My first experience with PagodaBox

📅 — 🧮 597 words — 🏷️ tech

What is PagodaBox

Pagoda Box
Pagoda Box is a Platform as a Service (PaaS) for PHP.
They have plans for Ruby and Python, but they're not here yet as of this writing.

At Pagoda you can launch components, such as; web (Apache + PHP), database (I know MySQL works for a fact), cache (Memcache or Redis), worker and cron job (beta).

My app uses the first two, but I'm actually trying to figure out Memcache as I type this.

The idea is that you can just launch new components to scale your app. This is so easy that a non-techy front office person can monitor the app and scale it when needed, it is literally just one click of a button.

Up, up and away (with Wordpress)

I think I ended up at the site because I was looking at Heroku stuff. Anyway, a colleague of mine saw it and he knew it too. Said it was PaaS for PHP, so in the end I decided to test it out.

First I ran a simple pre-configured WordPress app, this worked. But this is not what this service is for.

My experience

Sad Database component
Sad Database component

So my next attempt was making it all by myself. First a PHP web component, yep, worked and phpinfo() gave me a bunch of nice stats.
Then the database component, up and running within a few seconds.
But it showed me a sad smiley face. Apparently, without any tables and whatever, the MySQL component takes up 90% of the allocated 10MB.

Then I started working on my app, staging files to my local git repo, committing them, pushing them.. and waiting. A long time.

Redeploying from git commits.

Happy Web component
Happy Web component

When you push your local changes to the PagodaBox git server (you can also choose the not-recommended SFTP option when signing up) they totally rebuild, redeploy and relocate your components. This last part is nice because when you add changes, your 'old' site still works until the new one is up and running after which some magic happens and your URL gets redirected to the new machine.

Only after I finished my app that evening, I noticed you can turn this feature off in your account settings.
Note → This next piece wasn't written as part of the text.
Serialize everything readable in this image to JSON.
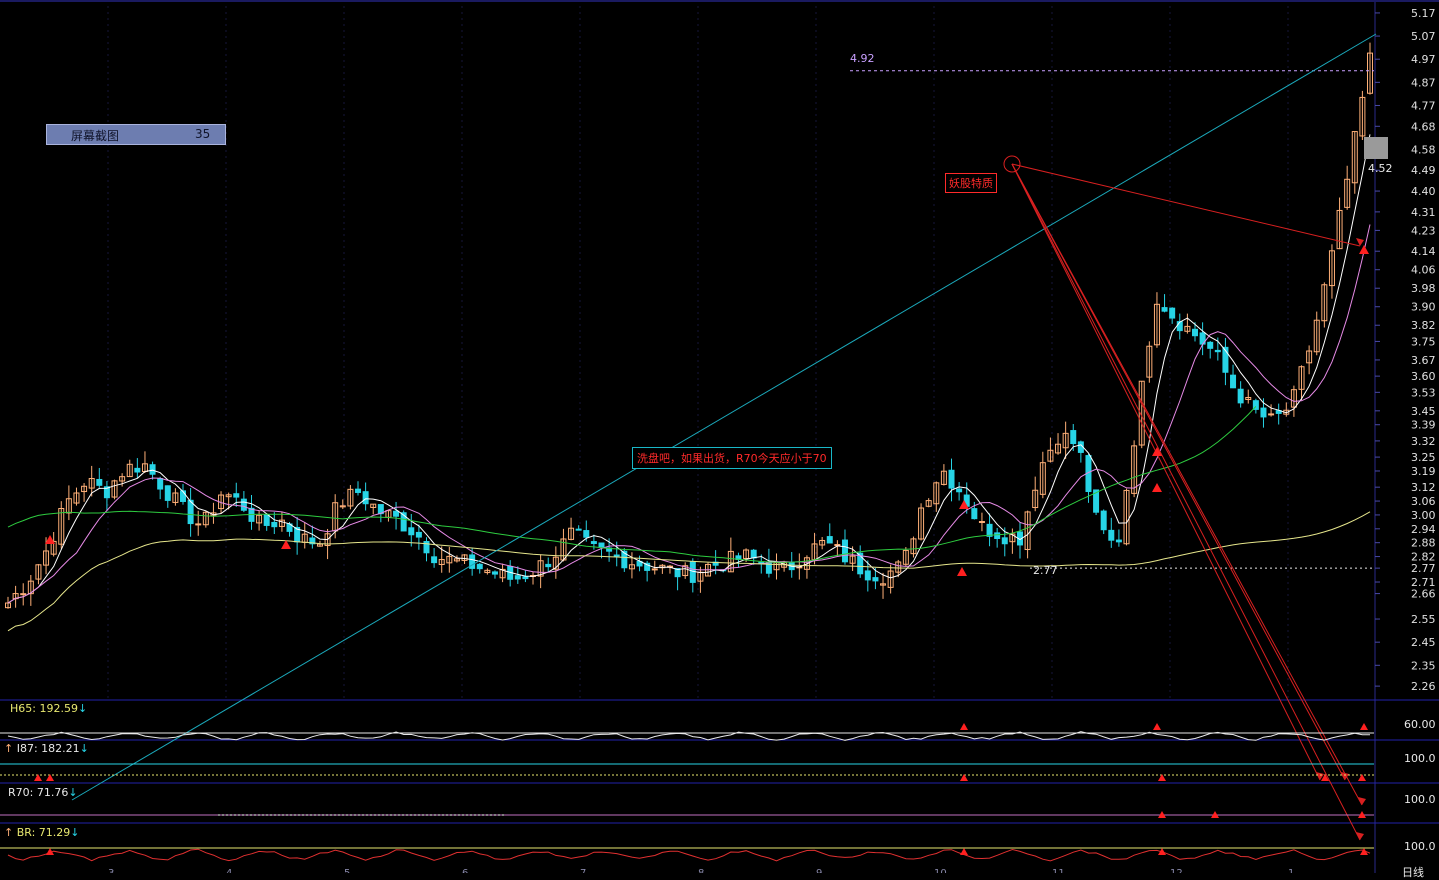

But then you have to deploy your site yourself based on a commit. Maybe it would be nice if you could send some kind of flag with your git push command; --no-deploy.

Pagoda Tunneling
Also there's no PHPMyAdmin, the beast we all came to love. To work on your database you have to use their Pagoda Tunnel system. This requires you to install Ruby and download their Tunnel gem. After that you can tunnel into your app by opening the command line tool: pagoda tunnel -a <app_name> -c <component_name>

This will turn your terminal window into a little server/tunnel, and you can use a SQL tool (I used HeidiSQL) to connect to localhost:45000 where you will find your Pagoda database.

So as you understand it's quite a big endeavour, and I personally don't require the need for scaling, so I can't really test any of that. But I can say it was quite a nice learning experience.

Also, I did manage to get Memcache running (first time ever) but I'm not noticing any difference, guess my queries and database aren't that big for it to be noticeable.
.. or the fact that all these servers are probably in the US and it takes 600ms anyway.

comments powered by Disqus
The problem(s) with Open Data
The problem(s) with Open Data
Quickly create an empty stdClass object in PHP
Quickly create an empty...
Find any post in the archive.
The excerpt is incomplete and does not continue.